(Bloomberg News) Forecasters at securities firms are more conservative on U.S. stocks than any time in seven years, predicting the Standard & Poor's 500 Index will rise 7.2 percent in 2012 as budget deficits around the world limit gains.

The benchmark gauge will climb to 1,348 after it was virtually unchanged in 2011 and the U.S. beat every equity market in the developed world except Ireland, according to the average forecast of 12 strategists tracked by Bloomberg. That's the smallest predicted return since 2005. Adam Parker of Morgan Stanley, whose estimate for 2011 proved the most accurate among current analysts, said Europe's debt crisis will keep volatility above historical levels.

Bulls at Oppenheimer & Co. and Citigroup Inc. say record profits and improving U.S. economic data will propel stocks after the S&P 500 advanced 86 percent since March 2009. Parker and UBS AG'S Jonathan Golub say the prospect of a global slowdown will curb investors' appetite for equities and keep the rally from gaining momentum.

"The question we pose is, 'Do you want to be buying it now?'" Golub, the New York-based chief U.S. market strategist at UBS, said in a phone interview on Dec. 29. "A year is a long time. Will there be better entry points than right now? We think the answer is yes."

Smallest Change

Shares fell last week after an expansion in the European Central Bank's balance sheet stoked concern the region's debt crisis will worsen. The S&P 500 lost 0.6 percent to 1,257.6, erasing its 2011 gain and leaving the measure with the smallest price change for any year since 1947. Financial companies led the retreat in 2011, declining 18 percent, and utilities advanced 15 percent.
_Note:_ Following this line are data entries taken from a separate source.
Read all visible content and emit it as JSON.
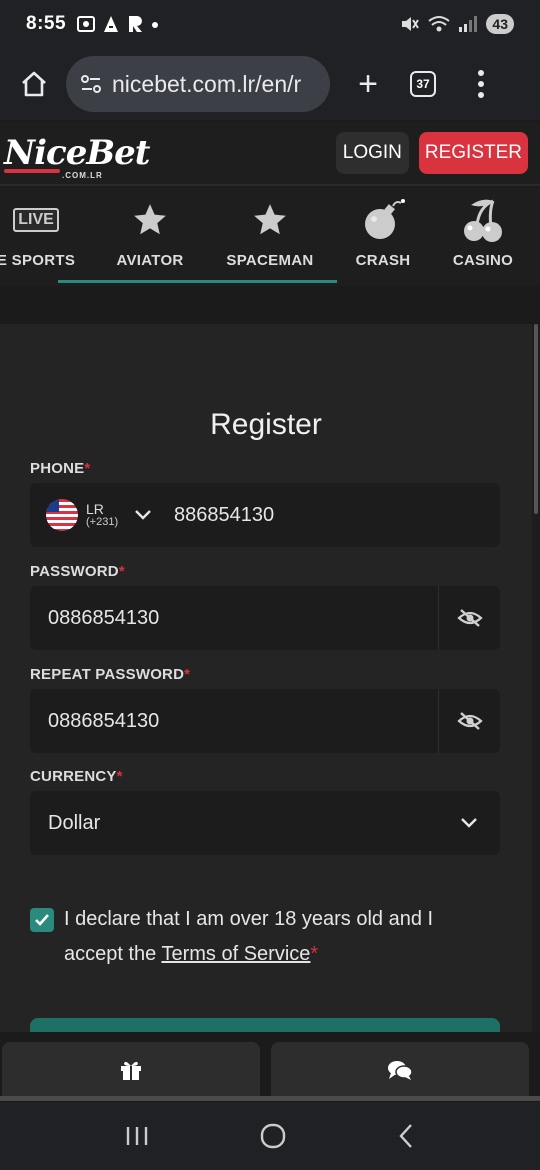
{
  "status_bar": {
    "time": "8:55",
    "left_icons": [
      "screenshot-icon",
      "a-icon",
      "r-icon",
      "dot-icon"
    ],
    "battery": "43"
  },
  "browser": {
    "url": "nicebet.com.lr/en/r",
    "tab_count": "37"
  },
  "header": {
    "logo_text": "NiceBet",
    "logo_sub": ".COM.LR",
    "login_label": "LOGIN",
    "register_label": "REGISTER"
  },
  "nav": {
    "items": [
      {
        "label": "E SPORTS",
        "icon": "live-badge",
        "badge": "LIVE"
      },
      {
        "label": "AVIATOR",
        "icon": "star-icon"
      },
      {
        "label": "SPACEMAN",
        "icon": "star-icon"
      },
      {
        "label": "CRASH",
        "icon": "bomb-icon"
      },
      {
        "label": "CASINO",
        "icon": "cherries-icon"
      }
    ]
  },
  "form": {
    "title": "Register",
    "phone_label": "PHONE",
    "country_code": "LR",
    "dial_code": "(+231)",
    "phone_value": "886854130",
    "password_label": "PASSWORD",
    "password_value": "0886854130",
    "repeat_password_label": "REPEAT PASSWORD",
    "repeat_password_value": "0886854130",
    "currency_label": "CURRENCY",
    "currency_value": "Dollar",
    "required_mark": "*",
    "declaration_text": "I declare that I am over 18 years old and I accept the ",
    "terms_link": "Terms of Service",
    "declaration_checked": true
  },
  "bottom_bar": {
    "left_icon": "gift-icon",
    "right_icon": "chat-icon"
  },
  "colors": {
    "accent": "#2b8a7e",
    "register_red": "#d8333f",
    "background": "#1b1b1b"
  }
}
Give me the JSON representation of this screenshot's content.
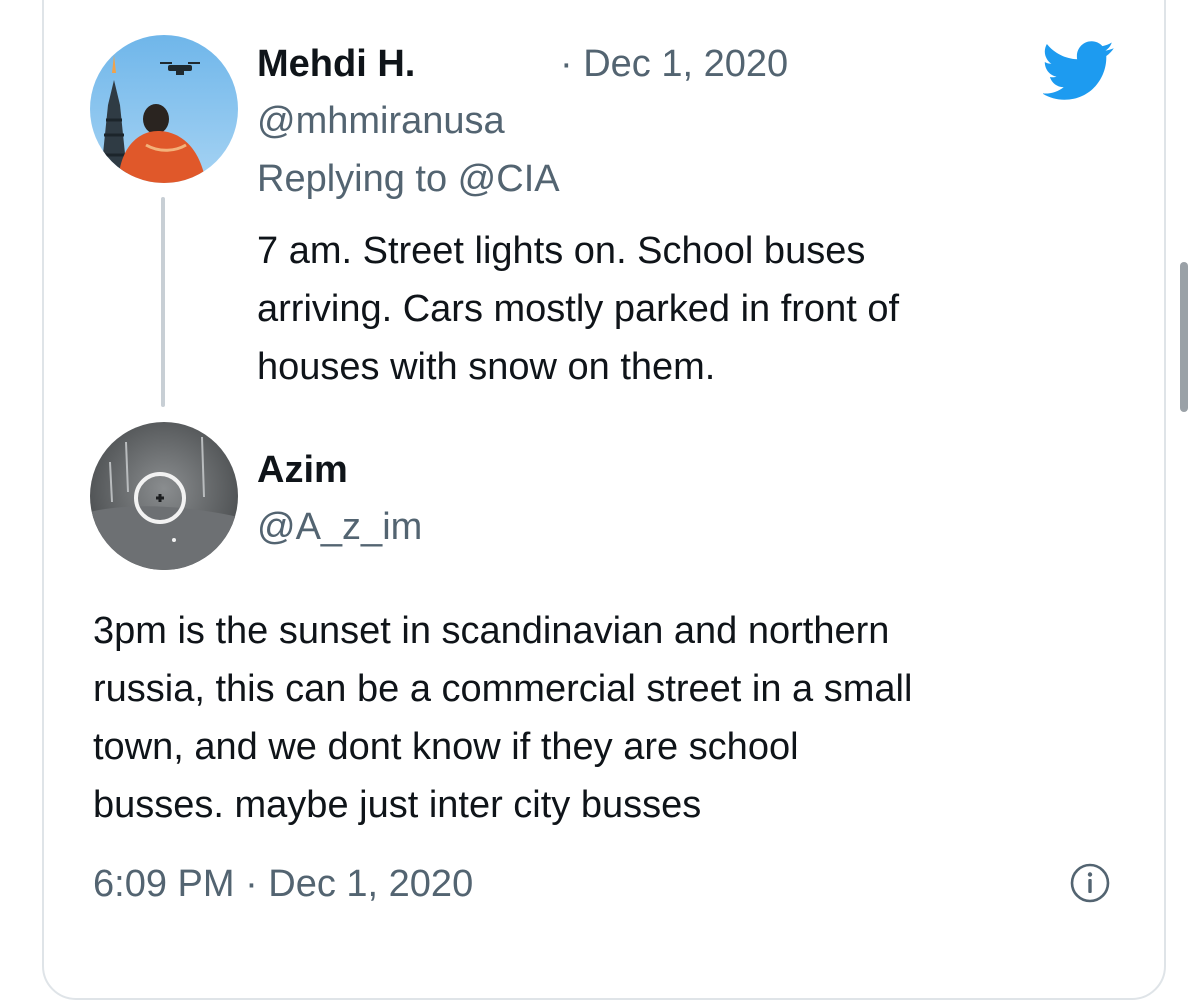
{
  "parent_tweet": {
    "display_name": "Mehdi H.",
    "date": "· Dec 1, 2020",
    "handle": "@mhmiranusa",
    "replying_to_prefix": "Replying to ",
    "replying_to_handle": "@CIA",
    "text": "7 am. Street lights on. School buses\narriving. Cars mostly parked in front of\nhouses with snow on them."
  },
  "reply_tweet": {
    "display_name": "Azim",
    "handle": "@A_z_im",
    "text": "3pm is the sunset in scandinavian and northern\nrussia, this can be a commercial street in a small\ntown, and we dont know if they are school\nbusses. maybe just inter city busses",
    "timestamp": "6:09 PM · Dec 1, 2020"
  },
  "icons": {
    "brand": "twitter-bird-icon",
    "info": "info-icon"
  },
  "colors": {
    "brand_blue": "#1d9bf0",
    "text_primary": "#0f1419",
    "text_secondary": "#536471",
    "border": "#dfe4e8"
  }
}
Golub says the S&P 500 will climb to 1,325 in 2012, the same forecast he gave at the beginning of last year. Credit market conditions, including yields on the 10-year Treasury note that are below 2 percent, are signaling Europe's crisis may worsen in the first half, slowing earnings growth, he said.

The S&P 500 ended 2011 about 8.3 percent below the 1,371 average strategist estimate from 12 months earlier, data compiled by Bloomberg show. The gap compares with a 13-year average of 7.2 percent and is the biggest miss since 2008, when the index's 38 percent retreat left it 45 percent below the mean projection. Wall Street firms underestimated the measure's close by 2.7 percent in 2010 and 3.4 percent in 2009, the data show.

Pared Estimates

Forecasters pared their average 2011 prediction from 1,401 on Aug. 2 after S&P stripped the U.S. of its AAA credit rating, President Barack Obama and Congress struggled over deficit cuts and Europe was forced to bail out Greece. The index moved 1.3 percent a day since April, compared with 50-year average of 0.6 percent before the collapse of Lehman Brothers Holdings Inc.